Confirmed cases of the Schmallenberg virus have soared by 24% in the past month, suggesting the disease is spreading rapidly through sheep and cattle this season.
The latest figures, released on Monday (14 January) by the Animal Health and Laboratories Agency (AHVLA), show 1,211 cases of the disease have now been confirmed in England, Scotland and Wales.
This is equivalent to an increase of 24% on the last survey results, released in December, which showed 976 confirmed cases.
The virus, which causes fatal birth defects and miscarriages in sheep and cattle, has now spread to every county of England and Wales and is wreaking havoc among livestock farmers, according to reports.
Devon, Cornwall and Dorset have recorded the highest number of cases – 126, 68 and 59 respectively. But a worryingly high number of cases has also been confirmed in Shropshire (56) Cheshire (53) and North Yorkshire (41), suggesting the disease is rapidly spreading northwards, as scientists had feared.
Wales has 104 confirmed cases of the virus, including 21 in Carmarthenshire. Scotland has nine confirmed cases – five in cattle and four in sheep – but all these cases relate from animals introduced into Scotland from English counties.
An AHVLA spokesman said: “The Schmallenberg virus has now been detected everywhere south of the England/Scotland border.
“We are now seeing an increase in confirmed cases in northern and western regions, including Wales, which suggests that for a lot of flocks and herds in those regions, they are effectively seeing their first year of Schmallenberg virus.
“The virus may well have worked through flocks and herds in the south of England where a level of immunity has been seen to develop. But that’s probably not going to be the case for farms in Northumberland and western holdings this year.”
Because the virus has now spread to every county in England and Wales, the AHVLA has stopped its free-testing service for Schmallenberg.
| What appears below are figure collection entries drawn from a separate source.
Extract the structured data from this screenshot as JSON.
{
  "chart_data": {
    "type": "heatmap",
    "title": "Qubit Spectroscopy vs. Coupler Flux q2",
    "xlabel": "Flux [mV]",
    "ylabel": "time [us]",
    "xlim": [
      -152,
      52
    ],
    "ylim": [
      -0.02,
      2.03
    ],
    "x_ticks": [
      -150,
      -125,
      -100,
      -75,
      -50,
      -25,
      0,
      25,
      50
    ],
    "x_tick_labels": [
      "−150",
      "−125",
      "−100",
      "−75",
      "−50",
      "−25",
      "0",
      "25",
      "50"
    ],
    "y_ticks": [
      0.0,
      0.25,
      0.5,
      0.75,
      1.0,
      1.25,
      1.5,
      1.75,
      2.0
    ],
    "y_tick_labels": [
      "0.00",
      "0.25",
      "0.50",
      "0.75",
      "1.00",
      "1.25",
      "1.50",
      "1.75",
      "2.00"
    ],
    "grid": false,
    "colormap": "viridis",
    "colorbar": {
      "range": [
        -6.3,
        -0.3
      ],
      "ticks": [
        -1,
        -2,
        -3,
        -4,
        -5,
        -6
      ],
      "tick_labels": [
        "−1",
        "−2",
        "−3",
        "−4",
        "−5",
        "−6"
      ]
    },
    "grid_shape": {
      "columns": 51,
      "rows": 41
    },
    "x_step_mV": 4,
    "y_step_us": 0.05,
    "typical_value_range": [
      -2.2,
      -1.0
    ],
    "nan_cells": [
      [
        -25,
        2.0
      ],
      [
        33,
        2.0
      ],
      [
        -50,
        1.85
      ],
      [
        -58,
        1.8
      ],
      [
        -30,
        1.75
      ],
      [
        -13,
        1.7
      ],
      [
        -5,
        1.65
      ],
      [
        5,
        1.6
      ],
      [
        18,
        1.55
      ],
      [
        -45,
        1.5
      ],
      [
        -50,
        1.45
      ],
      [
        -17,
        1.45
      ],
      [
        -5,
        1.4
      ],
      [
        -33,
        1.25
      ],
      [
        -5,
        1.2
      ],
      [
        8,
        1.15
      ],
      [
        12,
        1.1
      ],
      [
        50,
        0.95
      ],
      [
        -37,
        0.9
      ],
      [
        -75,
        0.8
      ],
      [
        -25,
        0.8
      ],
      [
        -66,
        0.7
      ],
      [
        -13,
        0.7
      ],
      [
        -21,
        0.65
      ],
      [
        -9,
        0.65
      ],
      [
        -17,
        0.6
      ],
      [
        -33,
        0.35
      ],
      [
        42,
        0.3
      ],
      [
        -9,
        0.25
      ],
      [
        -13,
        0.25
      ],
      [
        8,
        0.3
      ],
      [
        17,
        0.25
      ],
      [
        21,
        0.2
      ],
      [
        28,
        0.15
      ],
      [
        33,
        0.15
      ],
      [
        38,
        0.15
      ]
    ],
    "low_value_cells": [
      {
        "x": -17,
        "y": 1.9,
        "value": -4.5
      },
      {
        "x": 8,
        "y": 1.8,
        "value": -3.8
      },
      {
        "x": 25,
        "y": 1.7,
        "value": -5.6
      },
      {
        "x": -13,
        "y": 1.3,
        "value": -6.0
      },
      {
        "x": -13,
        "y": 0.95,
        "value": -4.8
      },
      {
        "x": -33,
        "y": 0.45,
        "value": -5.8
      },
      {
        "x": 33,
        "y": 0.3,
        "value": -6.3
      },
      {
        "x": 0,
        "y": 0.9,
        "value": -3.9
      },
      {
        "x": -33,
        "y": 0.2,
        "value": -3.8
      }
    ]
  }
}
“We are no longer providing free testing. However, some farmers will still want to pay for testing to establish once and for all if they have got the disease in their herds and flocks,” confirmed the spokesman.
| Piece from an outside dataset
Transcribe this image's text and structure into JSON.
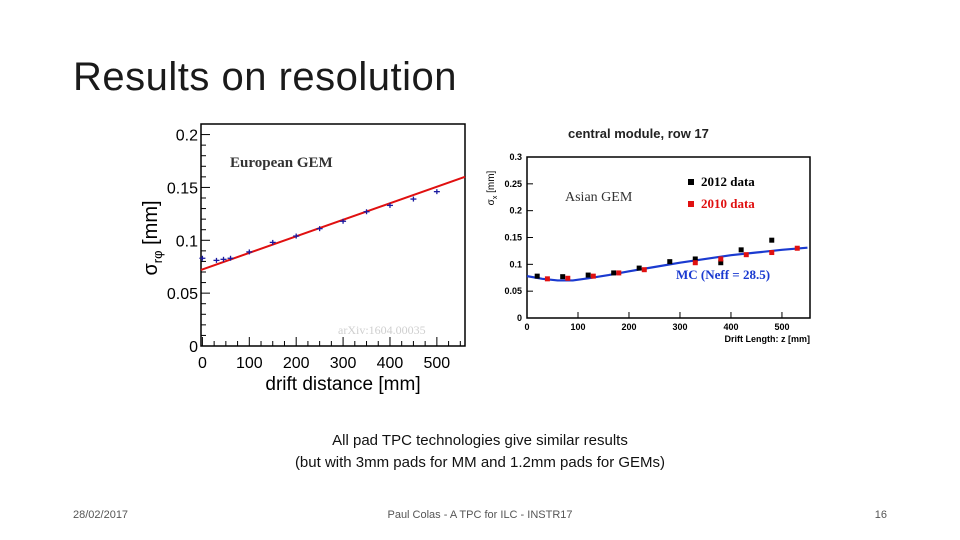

Farmers who suspect the disease in their livestock should contact their vets if they have any concerns, the AHVLA said.
The Schmallenberg virus causes mild to moderate symptoms in adult cattle, including fever, reduced milk yield and diarrhoea, and stillbirth and birth deformities in sheep, cattle and goats.
Scientists believe the virus first was spread to the UK by biting midges in the summer of 2011 and it first appeared on the continent before crossing the Channel.
A vaccine to protect livestock against the disease, produced by MSD Animal Health, has been submitted to the Veterinary Medicines Directorate (VMD), and is waiting approval for full commercial use. However, it is understood that the vaccine may not be ready for introduction for this lambing season.